Recently, I have really been absorbed by the Love of God for His Bride.  Sometimes when I look around, I see that bride being abused by man, or by a misunderstanding of her own identity, and  it literally brings me to tears… I end up in the studio, and out it comes… it’s like every painting has become a petition for human beings to feel the love of God. And for some jostling in their spirit’s deepest-forgotten-part, to just feel again—and to receive such a foreign unconditional love.  Do I paint crosses? No.  I don’t.  I paint from a secret chamber in my mind connected to my spirit--- I see images, and for some reason I see the Father in them, and I see our stories.  There is usually a lump in my throat and a double-timed beat in my chest…and I know an image is ready for the public.

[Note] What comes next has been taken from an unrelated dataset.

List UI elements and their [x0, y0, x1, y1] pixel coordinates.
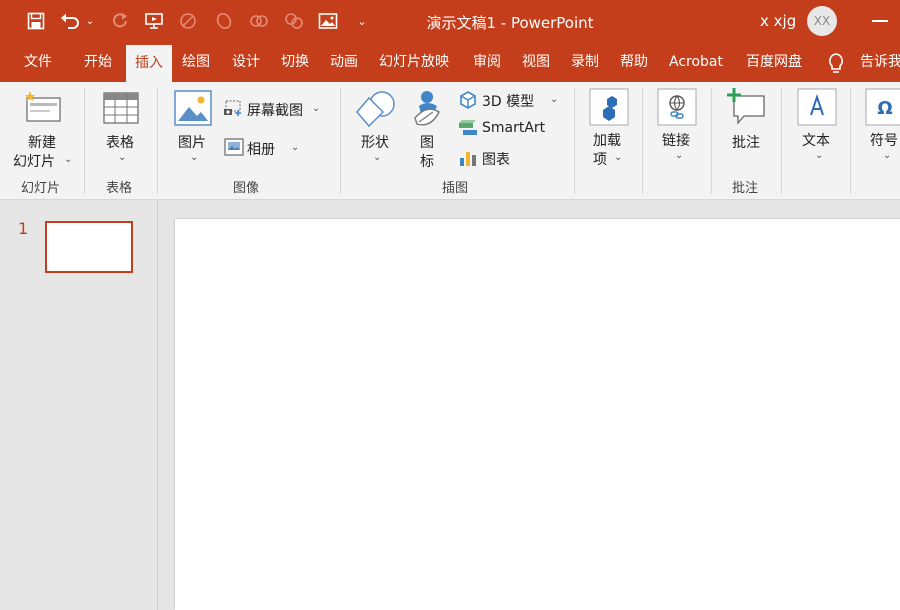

Camera in hand, knee deep in mud (and only God knows what else) on some back woods road in the middle of no where, I have encountered some of the most spiritually driven moments in my faith and my career.  It’s like seeing God face to face, it’s intense, but some of the most romantic times in my life as an artist has come about in these unassuming moments.  He is the bridegroom- and to be the bride, you have to understand that you are loved deeply… to say it more clearly, I have a heart to see people realize that they are loved by the almighty.  It might sound “churchy” but I could care less— it’s like God has taken off my blinders, and I see a hurting broken human kind that does not have to be. It’s illustrated throughout my work over and over again. Christ didn’t die for my sin—he actually became my sin (2 cor. 5:21) when He hung on the cross, He said it was finished and breathed His last. – because of that I became whole...death was defeated but I also gained complete access to the extreme Love of a Holy God.  It’s almost like, if an image can raise up a dead man’s heart to feel God again, I would like to be the artist.  Although, there is nothing I can add to this great love story: of God becoming man, dying for me and being raised from the ground- I can get people thinking again, and feeling again.  Most days, these creative works exist, to raise up the Godly affections meant for all people.  




Q: Describe your process behind the featured piece.

CG: A mixed media process of 12-20 layers, including paper, plastics, photography, traditional oil paints, and resin.